カウンターを横切る時に、あ。と小さく声を上げ、真衣香は坪井の袖口を掴み小さな声で聞いた。

「お、お金ってどこで払えばいいの?」

「はは、お前ってほんと、俺のこと見上げてくる顔可愛いよね。うん、金はもう払ったから大丈夫だよ」

坪井も小さな声で、耳元に唇をつけて答えてくる。可愛い、なんて言われ、すぐに舞い上がってしまうあたり単純だなと思う。

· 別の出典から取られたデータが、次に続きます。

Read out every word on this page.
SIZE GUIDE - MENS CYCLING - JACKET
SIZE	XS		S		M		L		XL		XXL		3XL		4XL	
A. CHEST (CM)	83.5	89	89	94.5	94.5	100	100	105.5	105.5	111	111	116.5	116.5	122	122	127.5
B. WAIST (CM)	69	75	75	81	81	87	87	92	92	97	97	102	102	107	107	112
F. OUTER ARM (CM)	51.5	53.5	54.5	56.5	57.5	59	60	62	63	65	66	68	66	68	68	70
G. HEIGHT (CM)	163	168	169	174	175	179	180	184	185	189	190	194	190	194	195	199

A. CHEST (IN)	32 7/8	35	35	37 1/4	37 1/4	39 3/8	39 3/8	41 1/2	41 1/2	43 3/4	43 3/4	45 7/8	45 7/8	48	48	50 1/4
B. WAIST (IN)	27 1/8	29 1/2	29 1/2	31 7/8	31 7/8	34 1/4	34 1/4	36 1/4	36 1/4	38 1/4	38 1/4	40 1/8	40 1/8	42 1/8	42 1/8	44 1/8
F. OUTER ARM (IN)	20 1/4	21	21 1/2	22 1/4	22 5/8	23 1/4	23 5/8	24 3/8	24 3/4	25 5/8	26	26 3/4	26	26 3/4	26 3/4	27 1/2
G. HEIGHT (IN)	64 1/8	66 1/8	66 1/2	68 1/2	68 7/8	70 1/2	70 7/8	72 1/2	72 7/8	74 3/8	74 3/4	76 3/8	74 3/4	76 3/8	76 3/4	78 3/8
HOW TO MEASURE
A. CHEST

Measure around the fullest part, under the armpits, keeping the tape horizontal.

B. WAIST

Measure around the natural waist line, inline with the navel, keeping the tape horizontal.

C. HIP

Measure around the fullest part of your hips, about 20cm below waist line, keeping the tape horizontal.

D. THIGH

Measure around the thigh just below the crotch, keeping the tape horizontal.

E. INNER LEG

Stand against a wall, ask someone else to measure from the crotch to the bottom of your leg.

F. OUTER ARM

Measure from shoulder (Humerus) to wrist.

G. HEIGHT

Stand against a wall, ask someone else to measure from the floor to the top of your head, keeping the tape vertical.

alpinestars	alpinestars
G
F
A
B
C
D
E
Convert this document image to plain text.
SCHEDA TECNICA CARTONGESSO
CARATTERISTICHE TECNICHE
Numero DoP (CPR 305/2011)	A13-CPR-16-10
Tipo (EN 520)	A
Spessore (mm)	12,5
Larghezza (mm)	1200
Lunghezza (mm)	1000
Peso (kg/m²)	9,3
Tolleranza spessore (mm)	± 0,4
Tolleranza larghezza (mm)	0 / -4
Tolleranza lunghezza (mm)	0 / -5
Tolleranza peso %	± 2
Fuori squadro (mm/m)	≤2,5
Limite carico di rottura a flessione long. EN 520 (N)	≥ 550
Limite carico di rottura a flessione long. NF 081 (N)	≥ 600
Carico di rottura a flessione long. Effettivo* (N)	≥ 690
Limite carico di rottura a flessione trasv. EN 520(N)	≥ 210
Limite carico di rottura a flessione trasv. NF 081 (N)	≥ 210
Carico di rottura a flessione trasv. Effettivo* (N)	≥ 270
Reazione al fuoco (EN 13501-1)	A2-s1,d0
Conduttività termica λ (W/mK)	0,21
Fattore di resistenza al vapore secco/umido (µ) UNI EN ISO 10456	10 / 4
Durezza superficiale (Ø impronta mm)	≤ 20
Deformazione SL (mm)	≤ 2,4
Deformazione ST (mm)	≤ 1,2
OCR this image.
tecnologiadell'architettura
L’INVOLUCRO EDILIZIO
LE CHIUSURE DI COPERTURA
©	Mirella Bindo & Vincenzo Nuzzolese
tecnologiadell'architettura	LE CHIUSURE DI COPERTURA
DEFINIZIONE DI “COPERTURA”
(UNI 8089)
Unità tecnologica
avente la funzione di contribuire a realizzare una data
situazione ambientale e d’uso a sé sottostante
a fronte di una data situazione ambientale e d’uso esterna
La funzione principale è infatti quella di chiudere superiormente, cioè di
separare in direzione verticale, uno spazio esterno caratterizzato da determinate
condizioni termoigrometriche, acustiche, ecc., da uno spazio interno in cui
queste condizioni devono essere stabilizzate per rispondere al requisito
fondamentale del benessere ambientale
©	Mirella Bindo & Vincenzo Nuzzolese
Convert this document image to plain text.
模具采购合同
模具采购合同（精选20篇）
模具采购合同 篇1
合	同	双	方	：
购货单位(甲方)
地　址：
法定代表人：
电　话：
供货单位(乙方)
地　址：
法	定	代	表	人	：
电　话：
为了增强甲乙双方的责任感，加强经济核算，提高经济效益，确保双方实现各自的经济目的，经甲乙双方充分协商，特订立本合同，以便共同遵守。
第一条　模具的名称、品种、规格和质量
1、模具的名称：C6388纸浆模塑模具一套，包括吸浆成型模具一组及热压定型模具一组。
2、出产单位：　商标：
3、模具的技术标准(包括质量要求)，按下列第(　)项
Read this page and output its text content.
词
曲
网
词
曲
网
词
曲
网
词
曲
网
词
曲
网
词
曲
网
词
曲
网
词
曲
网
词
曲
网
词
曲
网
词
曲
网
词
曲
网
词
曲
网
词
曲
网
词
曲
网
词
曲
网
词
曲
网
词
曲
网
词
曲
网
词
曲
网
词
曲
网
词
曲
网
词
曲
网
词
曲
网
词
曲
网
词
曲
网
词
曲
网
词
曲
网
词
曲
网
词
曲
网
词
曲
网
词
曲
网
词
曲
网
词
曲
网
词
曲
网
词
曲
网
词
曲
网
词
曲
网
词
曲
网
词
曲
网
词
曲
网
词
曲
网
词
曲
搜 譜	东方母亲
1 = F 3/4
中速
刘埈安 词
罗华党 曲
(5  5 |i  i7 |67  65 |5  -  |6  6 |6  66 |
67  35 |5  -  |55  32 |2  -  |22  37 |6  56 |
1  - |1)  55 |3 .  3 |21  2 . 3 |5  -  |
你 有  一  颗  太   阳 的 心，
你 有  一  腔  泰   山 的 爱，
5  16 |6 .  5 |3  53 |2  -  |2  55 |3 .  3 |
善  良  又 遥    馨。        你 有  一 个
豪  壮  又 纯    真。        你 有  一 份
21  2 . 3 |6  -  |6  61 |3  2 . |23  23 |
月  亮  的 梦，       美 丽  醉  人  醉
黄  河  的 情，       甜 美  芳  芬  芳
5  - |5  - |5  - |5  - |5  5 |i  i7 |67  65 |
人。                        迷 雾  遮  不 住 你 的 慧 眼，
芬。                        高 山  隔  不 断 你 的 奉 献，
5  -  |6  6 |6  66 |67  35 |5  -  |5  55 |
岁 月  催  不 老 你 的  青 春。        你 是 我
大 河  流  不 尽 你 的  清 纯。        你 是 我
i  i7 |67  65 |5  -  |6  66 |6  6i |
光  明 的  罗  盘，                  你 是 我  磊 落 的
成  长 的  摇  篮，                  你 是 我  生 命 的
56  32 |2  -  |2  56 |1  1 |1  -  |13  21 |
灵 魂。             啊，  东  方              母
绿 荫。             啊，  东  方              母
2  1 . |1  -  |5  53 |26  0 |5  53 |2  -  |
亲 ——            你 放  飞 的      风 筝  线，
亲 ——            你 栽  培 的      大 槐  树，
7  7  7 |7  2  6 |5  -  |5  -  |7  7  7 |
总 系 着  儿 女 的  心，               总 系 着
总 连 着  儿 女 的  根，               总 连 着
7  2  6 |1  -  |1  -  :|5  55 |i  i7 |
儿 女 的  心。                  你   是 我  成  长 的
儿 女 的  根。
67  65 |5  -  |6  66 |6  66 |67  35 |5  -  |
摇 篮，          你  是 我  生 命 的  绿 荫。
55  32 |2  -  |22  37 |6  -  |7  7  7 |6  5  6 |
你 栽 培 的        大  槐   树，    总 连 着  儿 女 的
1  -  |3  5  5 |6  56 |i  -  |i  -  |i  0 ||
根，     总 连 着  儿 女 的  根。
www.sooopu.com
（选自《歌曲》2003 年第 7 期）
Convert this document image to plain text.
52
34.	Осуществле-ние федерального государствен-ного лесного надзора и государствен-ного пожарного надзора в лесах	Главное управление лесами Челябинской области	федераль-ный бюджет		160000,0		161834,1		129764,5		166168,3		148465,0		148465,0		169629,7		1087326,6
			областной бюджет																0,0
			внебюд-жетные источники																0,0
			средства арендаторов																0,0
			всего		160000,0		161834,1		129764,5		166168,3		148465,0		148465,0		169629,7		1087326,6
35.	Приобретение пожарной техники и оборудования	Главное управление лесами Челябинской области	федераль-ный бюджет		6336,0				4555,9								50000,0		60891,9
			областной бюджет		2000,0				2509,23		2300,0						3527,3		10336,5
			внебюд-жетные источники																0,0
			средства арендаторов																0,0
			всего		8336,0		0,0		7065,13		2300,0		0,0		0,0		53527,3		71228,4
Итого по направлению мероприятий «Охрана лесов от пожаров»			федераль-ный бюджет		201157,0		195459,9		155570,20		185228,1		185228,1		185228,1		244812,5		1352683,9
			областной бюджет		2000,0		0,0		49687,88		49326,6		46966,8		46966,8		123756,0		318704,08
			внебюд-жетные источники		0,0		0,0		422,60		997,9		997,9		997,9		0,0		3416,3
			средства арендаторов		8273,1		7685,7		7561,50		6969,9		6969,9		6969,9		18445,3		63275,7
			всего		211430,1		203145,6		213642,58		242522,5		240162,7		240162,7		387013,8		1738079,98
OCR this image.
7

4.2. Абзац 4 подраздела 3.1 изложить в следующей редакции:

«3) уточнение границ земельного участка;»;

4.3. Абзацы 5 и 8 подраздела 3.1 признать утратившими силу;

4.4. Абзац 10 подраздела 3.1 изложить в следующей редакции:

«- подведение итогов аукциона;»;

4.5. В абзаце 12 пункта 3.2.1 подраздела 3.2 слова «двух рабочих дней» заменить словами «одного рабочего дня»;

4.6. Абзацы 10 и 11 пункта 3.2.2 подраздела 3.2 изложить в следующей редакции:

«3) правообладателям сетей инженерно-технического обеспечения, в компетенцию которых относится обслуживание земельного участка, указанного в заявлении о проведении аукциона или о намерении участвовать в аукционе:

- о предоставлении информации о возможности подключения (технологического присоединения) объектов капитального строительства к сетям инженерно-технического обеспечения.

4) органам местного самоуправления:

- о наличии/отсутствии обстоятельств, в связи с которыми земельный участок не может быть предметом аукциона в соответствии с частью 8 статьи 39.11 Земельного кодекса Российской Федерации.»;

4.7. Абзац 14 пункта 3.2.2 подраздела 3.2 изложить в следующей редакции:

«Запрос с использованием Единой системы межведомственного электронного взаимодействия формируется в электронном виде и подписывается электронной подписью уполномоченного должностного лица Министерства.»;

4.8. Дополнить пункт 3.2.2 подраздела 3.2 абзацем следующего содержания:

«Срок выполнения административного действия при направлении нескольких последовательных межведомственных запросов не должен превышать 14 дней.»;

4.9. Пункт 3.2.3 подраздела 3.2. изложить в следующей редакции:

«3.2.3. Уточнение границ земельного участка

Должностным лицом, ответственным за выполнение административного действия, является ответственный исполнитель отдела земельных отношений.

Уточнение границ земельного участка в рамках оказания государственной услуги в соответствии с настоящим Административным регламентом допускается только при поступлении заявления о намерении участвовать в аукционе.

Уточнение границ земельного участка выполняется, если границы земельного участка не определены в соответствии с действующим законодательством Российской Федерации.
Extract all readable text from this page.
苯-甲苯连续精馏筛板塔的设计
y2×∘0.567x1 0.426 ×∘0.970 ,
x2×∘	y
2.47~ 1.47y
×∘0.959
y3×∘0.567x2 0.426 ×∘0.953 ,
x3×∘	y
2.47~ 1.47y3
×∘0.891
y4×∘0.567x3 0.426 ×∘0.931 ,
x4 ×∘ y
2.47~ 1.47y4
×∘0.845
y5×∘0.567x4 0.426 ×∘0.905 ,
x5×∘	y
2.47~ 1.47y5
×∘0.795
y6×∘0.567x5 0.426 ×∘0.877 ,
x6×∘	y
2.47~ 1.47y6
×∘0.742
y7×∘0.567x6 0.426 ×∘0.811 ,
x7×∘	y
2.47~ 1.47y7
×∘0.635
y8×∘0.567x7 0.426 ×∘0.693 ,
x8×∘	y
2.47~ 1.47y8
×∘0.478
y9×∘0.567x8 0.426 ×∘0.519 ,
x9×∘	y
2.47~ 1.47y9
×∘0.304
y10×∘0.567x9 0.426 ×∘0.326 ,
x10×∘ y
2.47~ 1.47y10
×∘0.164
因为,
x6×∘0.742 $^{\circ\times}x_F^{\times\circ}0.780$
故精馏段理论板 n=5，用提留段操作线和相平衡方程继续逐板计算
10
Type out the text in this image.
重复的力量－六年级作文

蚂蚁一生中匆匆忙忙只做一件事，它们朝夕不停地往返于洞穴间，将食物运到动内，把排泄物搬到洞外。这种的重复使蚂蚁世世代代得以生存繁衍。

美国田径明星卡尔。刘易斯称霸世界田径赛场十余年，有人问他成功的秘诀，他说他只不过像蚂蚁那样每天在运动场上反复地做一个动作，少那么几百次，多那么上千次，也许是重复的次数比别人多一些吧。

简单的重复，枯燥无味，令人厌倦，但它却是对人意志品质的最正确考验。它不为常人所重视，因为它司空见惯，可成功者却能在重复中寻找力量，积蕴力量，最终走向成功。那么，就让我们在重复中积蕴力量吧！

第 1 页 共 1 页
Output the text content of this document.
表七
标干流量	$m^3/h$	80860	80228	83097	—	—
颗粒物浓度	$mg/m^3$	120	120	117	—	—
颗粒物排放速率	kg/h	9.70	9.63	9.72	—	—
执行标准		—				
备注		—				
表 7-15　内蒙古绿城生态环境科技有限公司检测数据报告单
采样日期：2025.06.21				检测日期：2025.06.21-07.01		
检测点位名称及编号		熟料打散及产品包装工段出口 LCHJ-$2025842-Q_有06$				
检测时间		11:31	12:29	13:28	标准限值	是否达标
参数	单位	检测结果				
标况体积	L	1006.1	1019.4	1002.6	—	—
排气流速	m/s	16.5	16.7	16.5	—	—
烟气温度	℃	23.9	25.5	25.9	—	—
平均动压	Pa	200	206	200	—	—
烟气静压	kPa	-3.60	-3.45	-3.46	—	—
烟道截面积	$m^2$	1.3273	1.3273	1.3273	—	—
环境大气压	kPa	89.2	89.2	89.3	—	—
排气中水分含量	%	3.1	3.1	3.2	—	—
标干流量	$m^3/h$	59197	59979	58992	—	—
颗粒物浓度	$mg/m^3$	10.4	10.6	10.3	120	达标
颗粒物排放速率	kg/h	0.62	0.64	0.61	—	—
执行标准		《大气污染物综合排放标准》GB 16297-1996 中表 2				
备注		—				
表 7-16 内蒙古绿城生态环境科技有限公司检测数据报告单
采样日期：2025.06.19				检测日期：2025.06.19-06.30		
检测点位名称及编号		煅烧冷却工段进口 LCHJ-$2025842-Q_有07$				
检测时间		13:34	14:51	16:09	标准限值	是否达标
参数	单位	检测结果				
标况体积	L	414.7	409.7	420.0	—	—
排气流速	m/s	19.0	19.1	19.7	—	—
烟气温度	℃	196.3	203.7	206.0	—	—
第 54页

とは、言っても、いい大人が奢られっぱなしでは良くないじゃないかと声をあげた。

「ダメだよ、前も坪井くんに出してもらって」

目を細め、頭をくしゃっと撫でられた。

「うーん。俺、彼女には金出させたくない奴みたいなんだよね。だから慣れよう、な?」

言葉のひとつひとつが、真衣香を嬉しくもさせ不安にもさせる。
恋人という存在は、本当に不思議だ。

「えーっと、私もいるんだけど。いい感じで酔ってるからって、イチャつくのやめてよね」

わざとらしい咳払いのあと、咲山が言って、坪井の腕をグイッと引っ張る。

「じゃ、マスター、涼太たち下まで送ってくるね。すぐ戻るから〜」

「うおっ、ちょ、夏美引っ張んなって、おい」

「立花!」と、咲山に引っ張られていく坪井が真衣香を呼んだ。
慌ただしくマスターに軽く会釈をして「また来ます、ご馳走様でした」と言い残し二人の後を追う。

背中から、マスターの、慌ただしい奴らだな。の声と、ため息が聞こえた。



小さなエレベーターは薄暗い灯りで、狭く、大人三人で乗れば密着してしまう。
一番最後にたどり着いた真衣香は急いで乗り込み、一階のボタンを押して扉をしめた。